Lavagna sai não porque tenha se tornado um parlamentar ou a economia esteja indo mal, mas para permitir ao presidente controlar mais de perto o rumo das finanças argentinas. Ele era uma herança do governo anterior. Em 2002, para acalmar os mercados, Kirchner se viu compelido a anunciar que o manteria.
Foi só agora, após o êxito nas legislativas, e já com um cenário econômico bem mais favorável, que o presidente se sentiu forte para removê-lo. Em seu lugar entra Felisa Miceli. Em termos ideológicos, ela é bastante próxima a Lavagna, mas tem pouca projeção política, de onde se infere que ficará mais sujeita às influências e humores do presidente. As outras substituições no gabinete seguem nessa mesma linha.
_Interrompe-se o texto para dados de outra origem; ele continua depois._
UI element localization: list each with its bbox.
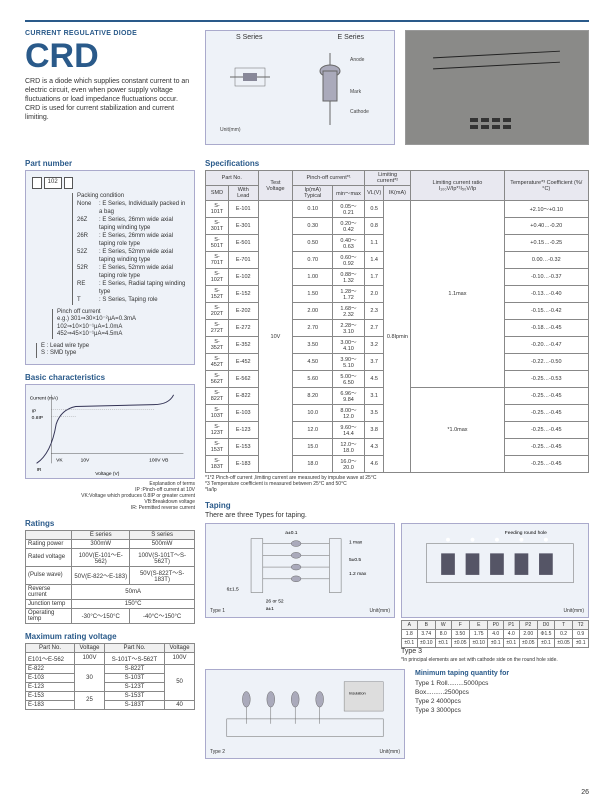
characteristics-chart: IP 0.8IP VK 10V 100V VB IR Voltage (V) C… bbox=[25, 384, 195, 479]
svg-text:Feeding round hole: Feeding round hole bbox=[505, 530, 547, 536]
page-number: 26 bbox=[581, 789, 589, 796]
taping-type1-diagram: a±0.1 1 max 5±0.5 1.2 max 6±1.5 26 or 52… bbox=[205, 523, 395, 618]
svg-text:0.8IP: 0.8IP bbox=[32, 415, 43, 421]
package-drawing: Anode Cathode Mark Unit(mm) bbox=[215, 43, 385, 133]
svg-text:Voltage (V): Voltage (V) bbox=[95, 471, 119, 477]
svg-text:IR: IR bbox=[37, 467, 42, 473]
svg-text:5±0.5: 5±0.5 bbox=[349, 557, 361, 563]
svg-text:a±0.1: a±0.1 bbox=[285, 530, 297, 536]
series-diagram: S Series E Series Anode Cathode Mark Uni… bbox=[205, 30, 395, 145]
basic-title: Basic characteristics bbox=[25, 373, 195, 382]
svg-text:10V: 10V bbox=[81, 457, 90, 463]
svg-text:1 max: 1 max bbox=[349, 540, 363, 546]
page-title: CRD bbox=[25, 39, 195, 73]
svg-text:Unit(mm): Unit(mm) bbox=[220, 127, 241, 133]
min-qty-block: Minimum taping quantity for Type 1 Roll.… bbox=[415, 669, 589, 759]
svg-text:100V VB: 100V VB bbox=[149, 457, 168, 463]
spec-table: Part No. Test Voltage Pinch-off current*… bbox=[205, 170, 589, 473]
svg-text:Mark: Mark bbox=[350, 89, 362, 95]
maxv-title: Maximum rating voltage bbox=[25, 632, 195, 641]
product-photo bbox=[405, 30, 589, 145]
svg-text:Anode: Anode bbox=[350, 57, 365, 63]
spec-title: Specifications bbox=[205, 159, 589, 168]
overline: CURRENT REGULATIVE DIODE bbox=[25, 30, 195, 37]
ratings-title: Ratings bbox=[25, 519, 195, 528]
taping-type3-diagram: Feeding round hole Unit(mm) bbox=[401, 523, 589, 618]
type3-dims-table: ABWFEP0P1P2D0TT21.83.748.03.501.754.04.0… bbox=[401, 620, 589, 648]
taping-title: Taping bbox=[205, 501, 589, 510]
s-series-label: S Series bbox=[236, 34, 262, 41]
type3-note: *In principal elements are set with cath… bbox=[401, 657, 589, 663]
svg-text:IP: IP bbox=[32, 408, 37, 414]
terms-explanation: Explanation of terms IP :Pinch-off curre… bbox=[25, 481, 195, 511]
taping-type2-diagram: Insulation Type 2 Unit(mm) bbox=[205, 669, 405, 759]
svg-text:Cathode: Cathode bbox=[350, 109, 369, 115]
type3-label: Type 3 bbox=[401, 648, 589, 655]
svg-text:Insulation: Insulation bbox=[349, 690, 366, 695]
partnum-box: 102 Packing condition None: E Series, In… bbox=[25, 170, 195, 365]
svg-text:VK: VK bbox=[56, 457, 63, 463]
partnum-title: Part number bbox=[25, 159, 195, 168]
intro-text: CRD is a diode which supplies constant c… bbox=[25, 77, 195, 122]
spec-notes: *1*2 Pinch-off current ,limiting current… bbox=[205, 475, 589, 493]
svg-text:6±1.5: 6±1.5 bbox=[227, 587, 239, 593]
svg-text:1.2 max: 1.2 max bbox=[349, 571, 367, 577]
svg-text:Current (mA): Current (mA) bbox=[30, 395, 59, 401]
maxv-table: Part No.VoltagePart No.Voltage E101～E-56… bbox=[25, 643, 195, 710]
ratings-table: E seriesS series Rating power300mW500mW … bbox=[25, 530, 195, 624]
svg-text:a±1: a±1 bbox=[266, 606, 274, 612]
e-series-label: E Series bbox=[338, 34, 364, 41]
taping-subtitle: There are three Types for taping. bbox=[205, 512, 589, 519]
svg-text:26 or 52: 26 or 52 bbox=[266, 598, 284, 604]
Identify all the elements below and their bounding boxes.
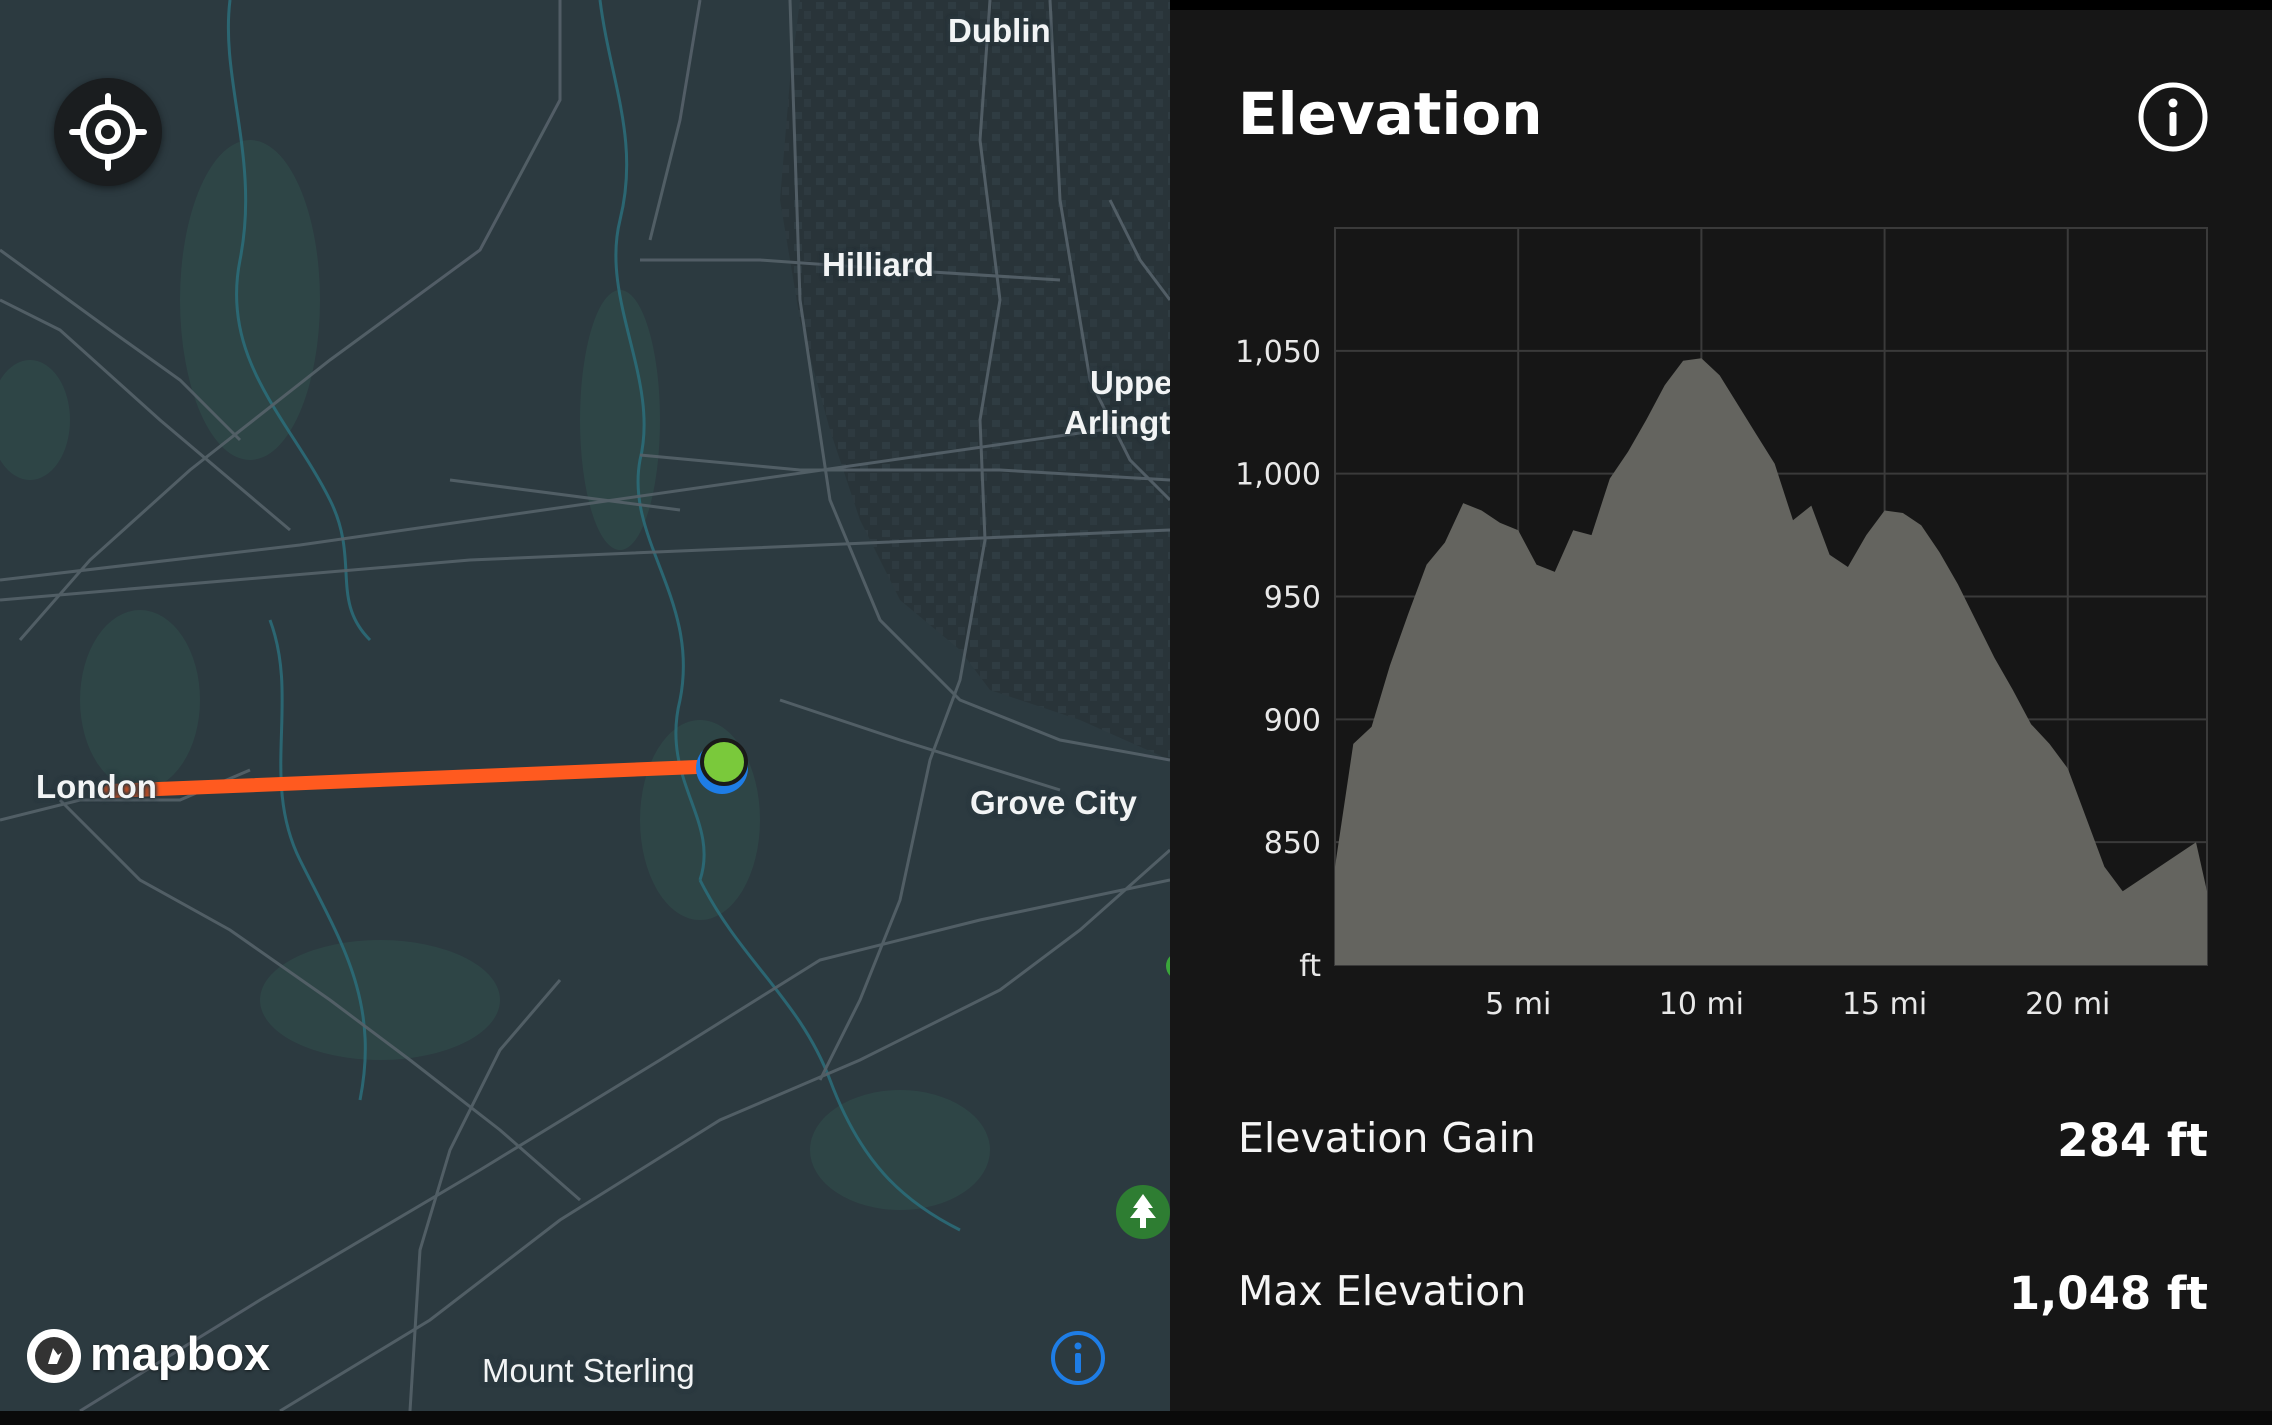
bottom-bar <box>0 1411 2272 1425</box>
y-tick-label: ft <box>1299 949 1321 984</box>
city-label: Upper <box>1090 364 1170 401</box>
y-tick-label: 1,000 <box>1235 458 1321 493</box>
elevation-gain-label: Elevation Gain <box>1238 1114 1536 1162</box>
panel-title: Elevation <box>1238 80 1543 148</box>
route-end-marker[interactable] <box>700 738 748 786</box>
map-view[interactable]: Dublin Hilliard Upper Arlington London G… <box>0 0 1170 1411</box>
elevation-panel: Elevation 1,050 1,000 950 900 850 ft 5 mi 10 m… <box>1170 10 2272 1411</box>
y-tick-label: 900 <box>1264 703 1321 738</box>
city-label: Dublin <box>948 12 1051 49</box>
elevation-chart[interactable]: 1,050 1,000 950 900 850 ft 5 mi 10 mi 15 mi 20 m… <box>1170 10 2272 1050</box>
map-info-button[interactable] <box>1050 1330 1106 1390</box>
x-tick-label: 10 mi <box>1659 987 1744 1022</box>
elevation-info-button[interactable] <box>2138 82 2248 196</box>
city-label: Grove City <box>970 784 1137 821</box>
map-base <box>0 0 1170 1411</box>
y-tick-label: 850 <box>1264 826 1321 861</box>
info-icon <box>1051 1331 1105 1385</box>
x-tick-label: 5 mi <box>1485 987 1551 1022</box>
info-icon <box>2138 82 2208 152</box>
crosshair-icon <box>69 93 147 171</box>
x-tick-label: 20 mi <box>2025 987 2110 1022</box>
mapbox-logo-icon <box>27 1329 81 1383</box>
elevation-gain-row: Elevation Gain 284 ft <box>1238 1114 2208 1174</box>
x-tick-label: 15 mi <box>1842 987 1927 1022</box>
max-elevation-label: Max Elevation <box>1238 1267 1527 1315</box>
max-elevation-value: 1,048 ft <box>2008 1267 2208 1320</box>
y-tick-label: 950 <box>1264 581 1321 616</box>
city-label: Mount Sterling <box>482 1352 695 1389</box>
city-label: Hilliard <box>822 246 934 283</box>
elevation-gain-value: 284 ft <box>2057 1114 2208 1167</box>
poi-marker[interactable] <box>1166 952 1170 980</box>
tree-icon <box>1116 1185 1170 1239</box>
route-line <box>103 759 729 798</box>
city-label: Arlington <box>1064 404 1170 441</box>
city-label: London <box>36 768 157 805</box>
locate-me-button[interactable] <box>54 78 162 186</box>
max-elevation-row: Max Elevation 1,048 ft <box>1238 1267 2208 1327</box>
park-marker[interactable] <box>1115 1184 1170 1244</box>
mapbox-wordmark: mapbox <box>90 1327 271 1380</box>
elevation-area <box>1335 358 2207 965</box>
y-tick-label: 1,050 <box>1235 335 1321 370</box>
Kirchner parece disposto a consolidar sua força também no plano externo. Depois de ter assistido às movimentações de um Lula em campanha aberta por uma vaga no Conselho de Segurança da ONU, o mandatário argentino aproveita agora o mau momento do presidente brasileiro para acenar com uma aliança com a Venezuela de Hugo Chávez.
O caudilho de Caracas, subitamente enriquecido pela alta internacional do petróleo, deverá associar a Venezuela ao Mercosul já em dezembro. Juntos, Kirchner e Chávez podem mais do que sozinhos para contrapor-se ao protagonismo que o Brasil exerce no bloco. A dificuldade, como sempre, é confiar em Chávez. Com uma única frase, ele pode destruir meses ou mesmo anos de intensas negociações diplomáticas.